500 milliards d’euros en 20 ans
« Ce sont près de 500 milliards d’euros qui ont été dépenses depuis 20 ans pour en assurer la préservation : cela signifie que malgré tous ces efforts, l’état écologique des rivières ne progresse pas comme nous pourrions nous y attendre » regrette Yann Laurans, Directeur des programmes du WWF France.
Il ajoute « Les pressions exercées par l’homme sur cet écosystème, notamment pour continuer à nourrir un système agricole productiviste, mettent aujourd’hui en danger certaines espèces comme la truite des rivières. Depuis des années, le WWF se mobilise pour enrayer ce déclin, notamment grâce à des programmes de préservation des zones humides. Mais nous avons aussi besoin de mobiliser les pouvoirs publics : seule la mise en place d’une politique de l’eau ambitieuse permettra de préserver cette ressource indispensable.”
Les rivières ne sont pas qu’un simple décor bucolique
Les cours d’eau (ou rivières) remplissent des fonctions essentielles dont nous dépendons pour notre bien-être :
- la fonction hydraulique (quantité et qualité de l’eau) : régulation des crues, amélioration de la
qualité d’eau par auto-épuration, recharges des nappes - la fonction écologique : habitat (abris et caches) d’espèces terrestres et aquatiques, source de nourriture et zone de reproduction, couloir de migration (continuité écologique).
- la fonction paysagère : contribution à la qualité des paysages, zone de détente.
Pour continuer à assurer ces fonctions écologiques essentielles, les rivières et autres ruisseaux doivent être maintenus dans un bon « état écologique ».
Hélas, pour la majorité d’entre eux, c’est loin d’être le cas !

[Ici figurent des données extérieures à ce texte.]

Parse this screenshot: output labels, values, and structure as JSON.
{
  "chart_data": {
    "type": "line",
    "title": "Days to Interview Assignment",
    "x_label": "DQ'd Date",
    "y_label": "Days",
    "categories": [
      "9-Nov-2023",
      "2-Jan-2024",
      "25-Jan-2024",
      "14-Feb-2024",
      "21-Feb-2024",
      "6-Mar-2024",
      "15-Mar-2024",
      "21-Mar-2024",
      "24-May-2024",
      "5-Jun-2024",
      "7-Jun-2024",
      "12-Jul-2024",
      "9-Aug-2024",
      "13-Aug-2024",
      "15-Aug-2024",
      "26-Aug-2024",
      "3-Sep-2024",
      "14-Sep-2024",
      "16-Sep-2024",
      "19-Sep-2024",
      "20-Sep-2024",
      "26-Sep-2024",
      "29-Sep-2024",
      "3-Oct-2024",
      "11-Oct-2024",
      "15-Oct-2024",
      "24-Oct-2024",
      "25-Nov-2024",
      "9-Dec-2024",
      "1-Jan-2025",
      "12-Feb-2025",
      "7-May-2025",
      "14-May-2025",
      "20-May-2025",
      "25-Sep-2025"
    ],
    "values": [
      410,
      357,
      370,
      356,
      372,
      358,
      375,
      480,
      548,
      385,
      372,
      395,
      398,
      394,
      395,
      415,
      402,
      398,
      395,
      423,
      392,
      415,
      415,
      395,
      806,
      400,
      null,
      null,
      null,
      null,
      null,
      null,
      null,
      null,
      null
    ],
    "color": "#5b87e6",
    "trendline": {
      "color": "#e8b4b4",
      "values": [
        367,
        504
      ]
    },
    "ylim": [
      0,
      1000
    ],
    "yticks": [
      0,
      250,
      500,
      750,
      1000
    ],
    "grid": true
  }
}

La politique de l’eau menée en France depuis l’après-guerre a conduit à la dégradation de nos rivières :
- obstacles aux écoulements (ouvrages, barrages, seuils) ;
- dégradation de la morphologie des cours d’eau (endiguements, dragage, canalisation…) ;
- dysfonctionnements hydrologiques (prélèvements excessifs) ;
- apports diffus de pesticides, de phosphates et de nitrates (agriculture et aquaculture) ;
- rejets ponctuels de micropolluants (industries et assainissement) ;
- pressions biologiques (prolifération d’espèces exotiques envahissantes).
Les politiques consistant à canaliser les rivières pour contenir et évacuer l’eau, ont appauvri leur biodiversité, contribué à asphyxier certaines nappes et asséché les paysages.
En application des lois européennes, la France a mis aux normes ses systèmes d’assainissement urbains et
industriels et n’utilise plus de pesticides en ville depuis 2017. Mais cela s’est fait avec vingt ans de retard sur le calendrier réglementaire.
Le recours aux pesticides n’a pas baissé dans l’agriculture : les indicateurs d’évolution des usages des produits phytosanitaires sont au même niveau qu’en 2009, bien loin de l’objectif de réduction de 50% fixé depuis plus d’une décennie par le Grenelle de l’environnement. Les agences de l’eau ont mis en œuvre des programmes pertinents de restauration de la continuité des cours d’eau. Mais ces projets rencontrent des oppositions systématiques et leur rythme de réalisation est bien insuffisant pour que leur effet se constate sur la situation écologique des petits cours d’eau.